Hinzu kommt, dass die üblicherweise in Privathaushalten gepflegten Schlangen eben alles andere als besonders anspruchsvoll in der Haltung sind, zumindest nicht verglichen mit „normalen“ Haustieren. Wer den Pflege-, Zeit- und Finanzaufwand betrachtet, den man zur tiergerechten Betreuung beispielsweise eines Golden Retrievers betreiben muss, der müsste sich unter diesen Aspekten alternativlos für die Anschaffung einer Kornnatter oder eines Königspythons entscheiden. Von den ökologischen und epidemiologischen Problemen, die frei durch die Gegend streifende, Vögel und Eidechsen fressende sowie Toxoplasmose superspreadende Katzen verursachen, mal ganz zu schweigen.

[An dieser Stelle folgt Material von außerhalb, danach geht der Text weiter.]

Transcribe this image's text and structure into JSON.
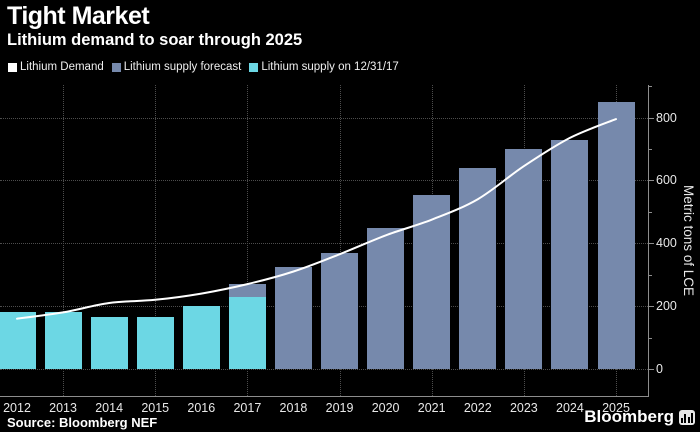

Positivlisten für die Heimtierhaltung sind eine uralte Forderung, die vor allem aus Kreisen kommt, die der Haltung von Wildtieren ohnehin skeptisch bis ablehnend gegenüberstehen. Das häufig angeführte Tierschutzargument wirkt allerdings reichlich vorgeschoben. Denn die Arten, bei denen es tatsächlich gehäuft zu Problemen kommt, sind wenig überraschend die klassischen Haustiere und unter den sogenannten Exoten gerade diejenigen, die besonders populär sind und sicherlich auch auf den Positivlisten landen würden. Denn natürlich gibt es längst auch unter Fischen und Reptilien echte Heimtiere, die in großer Stückzahl und in Hunderten Farbvarianten gezüchtet werden.
Privater Artenschutz
Aus Artenschutzsicht wurde für Positivlisten angeführt, dass die Überwachung einer überschaubaren Zahl an erlaubten Arten einfacher sei als die von vielen Tieren, die geschützt oder aus Gründen wie Gefährlichkeit auf den bislang üblichen Negativlisten geführt werden. Aber ist ein womöglich vereinfachter behördlicher Vollzug ein hinreichender Grund, etwa sechs Prozent der deutschen Haushalte, in denen Aquarien und Terrarien stehen, die Haltung Tausender Arten zu verbieten?
Zum Erliegen käme mit einer Positivliste vor allem die biologisch interessierte oder dem Artenschutz verpflichtete private Tierhaltung. Dutzende Fisch- und Amphibienarten leben mehr oder weniger nur noch in den Becken privater Liebhaber, weil ihr Lebensraum in der Natur längst zerstört ist. Angesichts der galoppierenden Biodiversitätskrise ist die vorläufige Rettung zahlreicher Spezies nur durch Erhaltungszuchten in menschlicher Obhut möglich. So bewahrt man die Option, die Tiere später wieder ansiedeln zu können, wenn in den natürlichen Lebensräumen hoffentlich Schutzmaßnahmen durchgesetzt wurden.
Die schiere Zahl der vom Aussterben bedrohten Arten verlangt nach einer erheblichen Ausweitung der Haltungskapazitäten. Zoos allein können das gar nicht leisten. Weshalb sie inzwischen auch den Schulterschluss mit privaten Haltern suchen, die mit viel Enthusiasmus, Wissen und zeitlichen wie finanziellen Ressourcen helfen, auch wenig bekannte Arten zu erforschen und zu erhalten. Genau diese für den Artenschutz unverzichtbare Privathaltung aber würde mit Positivlisten ausgelöscht – und mit ihnen sicherlich auch die eine oder andere Schlangen- oder Chamäleonart. Aber klar, wer braucht die schon?